MANILA, Philippines — Opposition Senator Leila De Lima on Wednesday said the Supreme Court should allow the Senate to check on the supposed abuses of President Rodrigo Duterte in scrapping treaties.
De Lima issued the statement as she expressed support for the move of Senate President Vicente Sotto III, backed up by a majority vote of the Senate, to bring before the high court the matter of requiring the Upper Chamber’s concurrence on the abrogation of treaties and international agreements.
READ: Sotto files resolution asking SC to determine Senate role on treaty abrogation
The move came after Duterte scrapped the Visiting Forces Agreement between the Philippines and the United States, which was fueled by the cancellation of Senator Ronald Dela Rosa’s US visa.
“We cannot and should not allow the repudiation of a treaty-based on the personal hostility, whims, caprices and self-serving interests of one individual, that of an unstable Head of State,” De Lima said in a statement.
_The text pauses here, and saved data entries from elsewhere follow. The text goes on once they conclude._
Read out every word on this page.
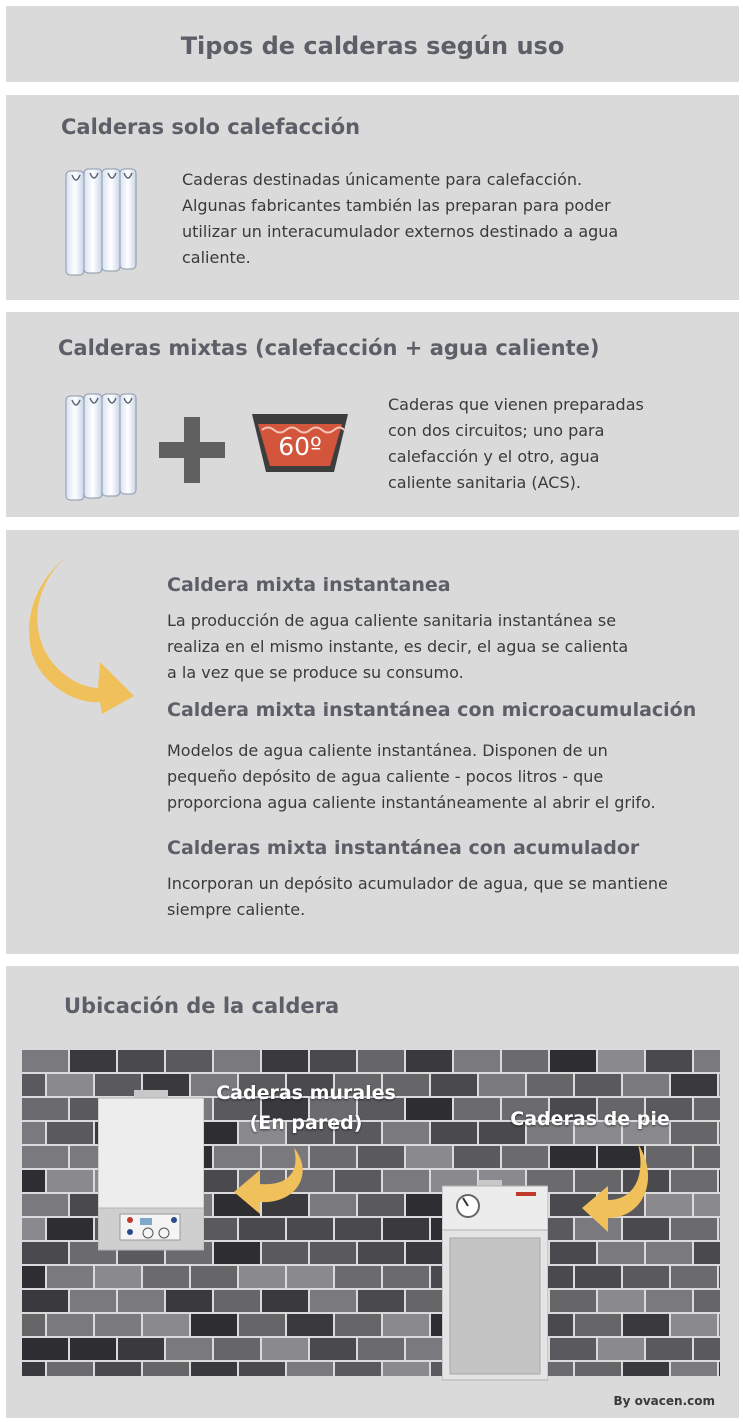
Tipos de calderas según uso
Calderas solo calefacción
Caderas destinadas únicamente para calefacción.
Algunas fabricantes también las preparan para poder
utilizar un interacumulador externos destinado a agua
caliente.
Calderas mixtas (calefacción + agua caliente)
60º
Caderas que vienen preparadas
con dos circuitos; uno para
calefacción y el otro, agua
caliente sanitaria (ACS).
Caldera mixta instantanea
La producción de agua caliente sanitaria instantánea se
realiza en el mismo instante, es decir, el agua se calienta
a la vez que se produce su consumo.
Caldera mixta instantánea con microacumulación
Modelos de agua caliente instantánea. Disponen de un
pequeño depósito de agua caliente - pocos litros - que
proporciona agua caliente instantáneamente al abrir el grifo.
Calderas mixta instantánea con acumulador
Incorporan un depósito acumulador de agua, que se mantiene
siempre caliente.
Ubicación de la caldera
Caderas murales
(En pared)	Caderas de pie
By ovacen.com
“Senate must step in to check on his abuses. The Supreme Court, both in the earlier Petition on the ICC withdrawal and now, in the proper case soon to be filed on the VFA abrogation, must allow the Senate to do so,” she added.
The senator said that it “offends both reason and intent of the Constitution to hold that while two keys are needed to secure a treaty, only one is needed to disturb or abandon it.”
“The President is not sovereign. He is not king. He is but a representative and, in the case of treaties, he possesses no monopolistic claim of representation. He shares it with the Senate,” she said.